Table 6 shows the detailed results of the two steps of CETUS. It can be seen, that the pattern based recognition of the string containing the type of an entity performs well with a micro F1 measure of \(\tilde{0}.7\). However, there is still space for improvement. A large problem for this approach are formulations that have a different grammatical structure than those inside the DBpedia abstracts. Thus, a system with a better understanding of the internal structure of the sentence, e.g., by using parse trees, could avoid these problems.

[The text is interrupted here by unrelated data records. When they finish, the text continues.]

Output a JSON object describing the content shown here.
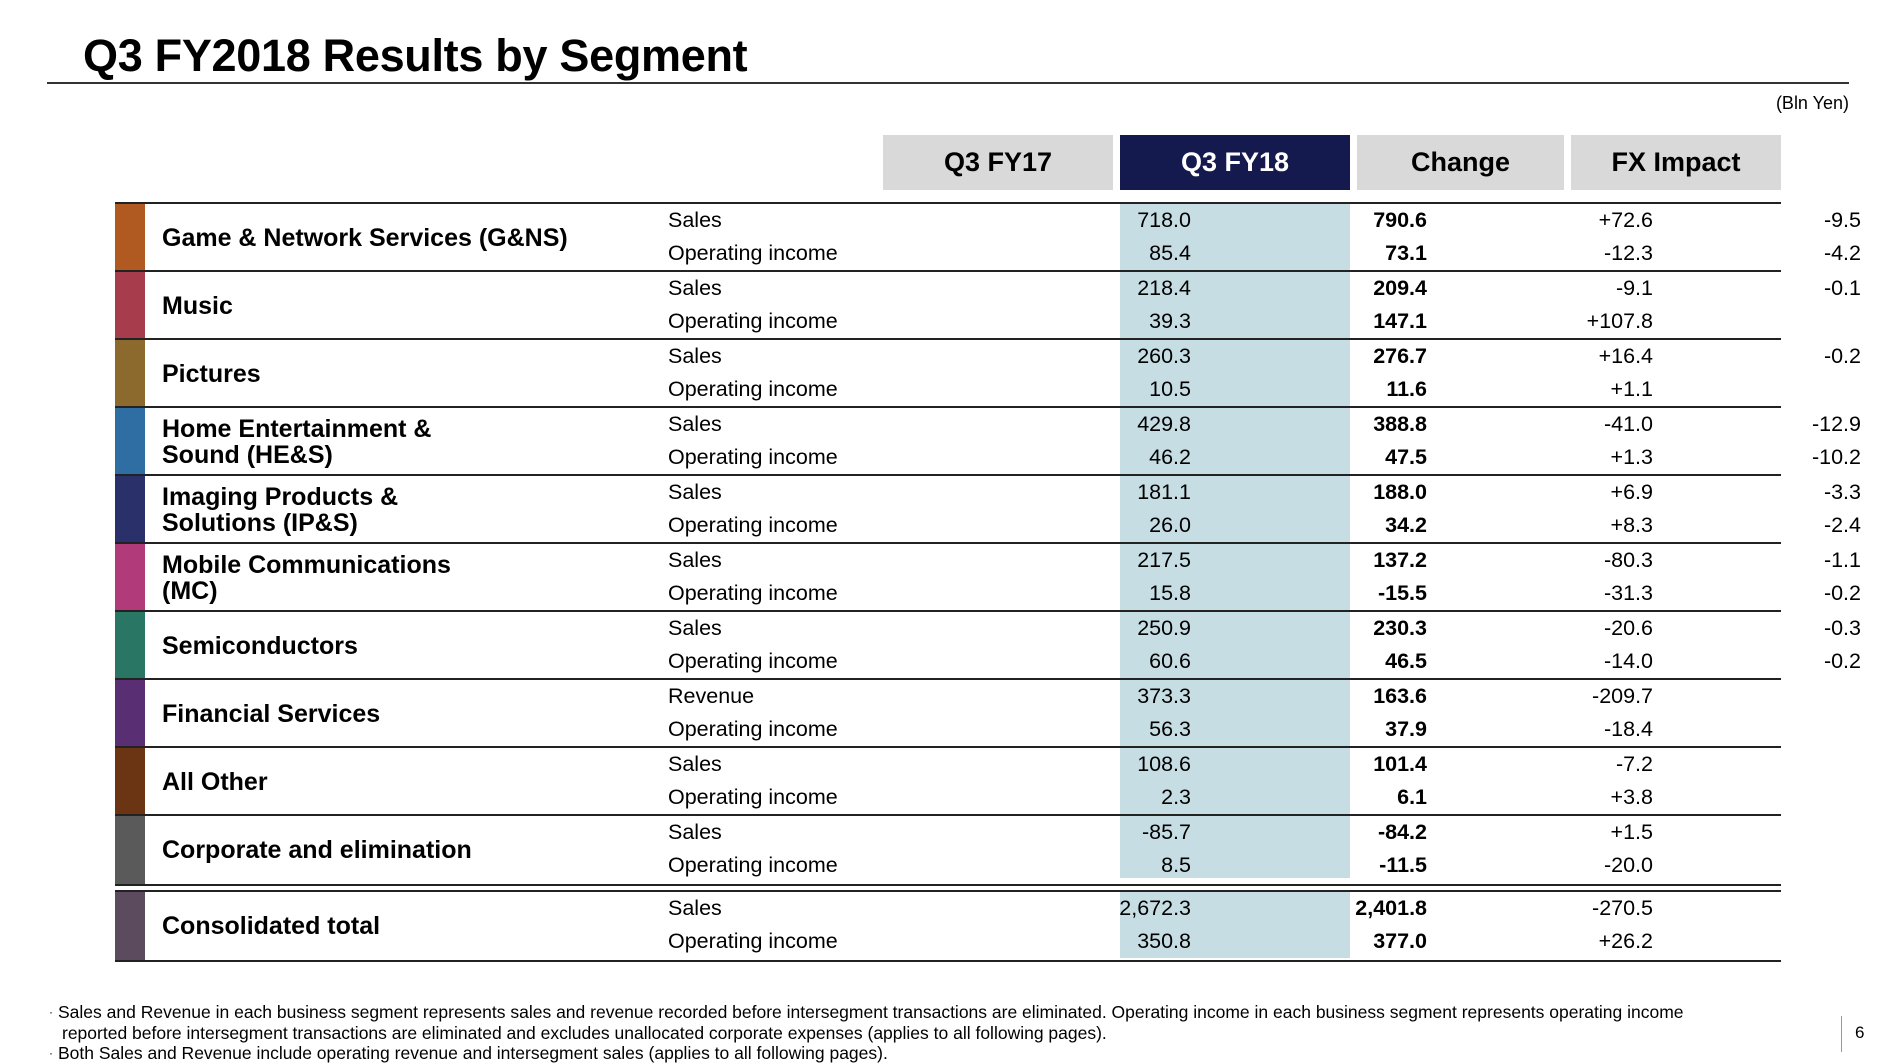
{
  "title": "Q3 FY2018 Results by Segment",
  "unit": "(Bln Yen)",
  "columns": {
    "fy17": "Q3 FY17",
    "fy18": "Q3 FY18",
    "change": "Change",
    "fx": "FX Impact"
  },
  "colors": {
    "header_bg": "#d9d9d9",
    "highlight_header_bg": "#141a4e",
    "highlight_column_bg": "#c5dde3"
  },
  "segments": [
    {
      "name": "Game & Network Services (G&NS)",
      "color": "#b05a22",
      "rows": [
        {
          "label": "Sales",
          "fy17": "718.0",
          "fy18": "790.6",
          "change": "+72.6",
          "fx": "-9.5"
        },
        {
          "label": "Operating income",
          "fy17": "85.4",
          "fy18": "73.1",
          "change": "-12.3",
          "fx": "-4.2"
        }
      ]
    },
    {
      "name": "Music",
      "color": "#a63c4c",
      "rows": [
        {
          "label": "Sales",
          "fy17": "218.4",
          "fy18": "209.4",
          "change": "-9.1",
          "fx": "-0.1"
        },
        {
          "label": "Operating income",
          "fy17": "39.3",
          "fy18": "147.1",
          "change": "+107.8",
          "fx": ""
        }
      ]
    },
    {
      "name": "Pictures",
      "color": "#8c6a2e",
      "rows": [
        {
          "label": "Sales",
          "fy17": "260.3",
          "fy18": "276.7",
          "change": "+16.4",
          "fx": "-0.2"
        },
        {
          "label": "Operating income",
          "fy17": "10.5",
          "fy18": "11.6",
          "change": "+1.1",
          "fx": ""
        }
      ]
    },
    {
      "name": "Home Entertainment &\nSound (HE&S)",
      "color": "#2e6ea3",
      "rows": [
        {
          "label": "Sales",
          "fy17": "429.8",
          "fy18": "388.8",
          "change": "-41.0",
          "fx": "-12.9"
        },
        {
          "label": "Operating income",
          "fy17": "46.2",
          "fy18": "47.5",
          "change": "+1.3",
          "fx": "-10.2"
        }
      ]
    },
    {
      "name": "Imaging Products &\nSolutions (IP&S)",
      "color": "#29306a",
      "rows": [
        {
          "label": "Sales",
          "fy17": "181.1",
          "fy18": "188.0",
          "change": "+6.9",
          "fx": "-3.3"
        },
        {
          "label": "Operating income",
          "fy17": "26.0",
          "fy18": "34.2",
          "change": "+8.3",
          "fx": "-2.4"
        }
      ]
    },
    {
      "name": "Mobile Communications\n(MC)",
      "color": "#b13a7a",
      "rows": [
        {
          "label": "Sales",
          "fy17": "217.5",
          "fy18": "137.2",
          "change": "-80.3",
          "fx": "-1.1"
        },
        {
          "label": "Operating income",
          "fy17": "15.8",
          "fy18": "-15.5",
          "change": "-31.3",
          "fx": "-0.2"
        }
      ]
    },
    {
      "name": "Semiconductors",
      "color": "#2a7665",
      "rows": [
        {
          "label": "Sales",
          "fy17": "250.9",
          "fy18": "230.3",
          "change": "-20.6",
          "fx": "-0.3"
        },
        {
          "label": "Operating income",
          "fy17": "60.6",
          "fy18": "46.5",
          "change": "-14.0",
          "fx": "-0.2"
        }
      ]
    },
    {
      "name": "Financial Services",
      "color": "#5a2e72",
      "rows": [
        {
          "label": "Revenue",
          "fy17": "373.3",
          "fy18": "163.6",
          "change": "-209.7",
          "fx": ""
        },
        {
          "label": "Operating income",
          "fy17": "56.3",
          "fy18": "37.9",
          "change": "-18.4",
          "fx": ""
        }
      ]
    },
    {
      "name": "All Other",
      "color": "#6b3412",
      "rows": [
        {
          "label": "Sales",
          "fy17": "108.6",
          "fy18": "101.4",
          "change": "-7.2",
          "fx": ""
        },
        {
          "label": "Operating income",
          "fy17": "2.3",
          "fy18": "6.1",
          "change": "+3.8",
          "fx": ""
        }
      ]
    },
    {
      "name": "Corporate and elimination",
      "color": "#5a5a5a",
      "rows": [
        {
          "label": "Sales",
          "fy17": "-85.7",
          "fy18": "-84.2",
          "change": "+1.5",
          "fx": ""
        },
        {
          "label": "Operating income",
          "fy17": "8.5",
          "fy18": "-11.5",
          "change": "-20.0",
          "fx": ""
        }
      ]
    }
  ],
  "total": {
    "name": "Consolidated total",
    "color": "#5c4a5e",
    "rows": [
      {
        "label": "Sales",
        "fy17": "2,672.3",
        "fy18": "2,401.8",
        "change": "-270.5",
        "fx": ""
      },
      {
        "label": "Operating income",
        "fy17": "350.8",
        "fy18": "377.0",
        "change": "+26.2",
        "fx": ""
      }
    ]
  },
  "footnotes": {
    "bullet": "·",
    "note1_line1": "Sales and Revenue in each business segment represents sales and revenue recorded before intersegment transactions are eliminated. Operating income in each business segment represents operating income",
    "note1_line2": "reported before intersegment transactions are eliminated and excludes unallocated corporate expenses (applies to all following pages).",
    "note2": "Both Sales and Revenue include operating revenue and intersegment sales (applies to all following pages)."
  },
  "page_number": "6"
}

Table 3. Results of the OKE Challenge 2015 task 1
Table 4. Results for the different sub tasks of task 1
Table 5. Results of the OKE Challenge 2015 task 2
Table 6. Results for the different sub tasks of task 2

Comparing both type linking approaches, it can be seen that both have a similar precision (see Table 6). But the YAGO-based approach has a higher recall leading to a slightly higher F1 score. The FOX-based type linking lacks the identification of types different to persons, organizations and locations. The YAGO-based type linking suffers from two main problems. First, some of the extracted local types cannot be matched to YAGO types. This might be solved by using a better search strategy for finding YAGO types with a similar label, e.g., trigram similarity. The second point of failure is the mapping from YAGO to DOLCE types. For some YAGO types there are no linked DOLCE types while for others the linked DOLCE types are very high inside the hierarchy leading to a coarse typing result and, thus, to a lower precision. A further improvement of the mapping between YAGO and DOLCE types could reduce these problems.

8 Conclusion

We presented CETUS—a pattern based type extraction that can be used as baseline for other approaches. Both versions—CETUS\(_{YAGO}\) and CETUS\(_{FOX}\)—have been explained in detail and we showed the performance of FOX also on task 1. We showed how the first one uses a label matching for determining a super type for the automatically generated classes while the second is based on one of the various, existing entity typing tools. Both versions outperformed the competing systems during the OKE Challenge 2015. However, the evaluation pointed out several possibilities for further improvement.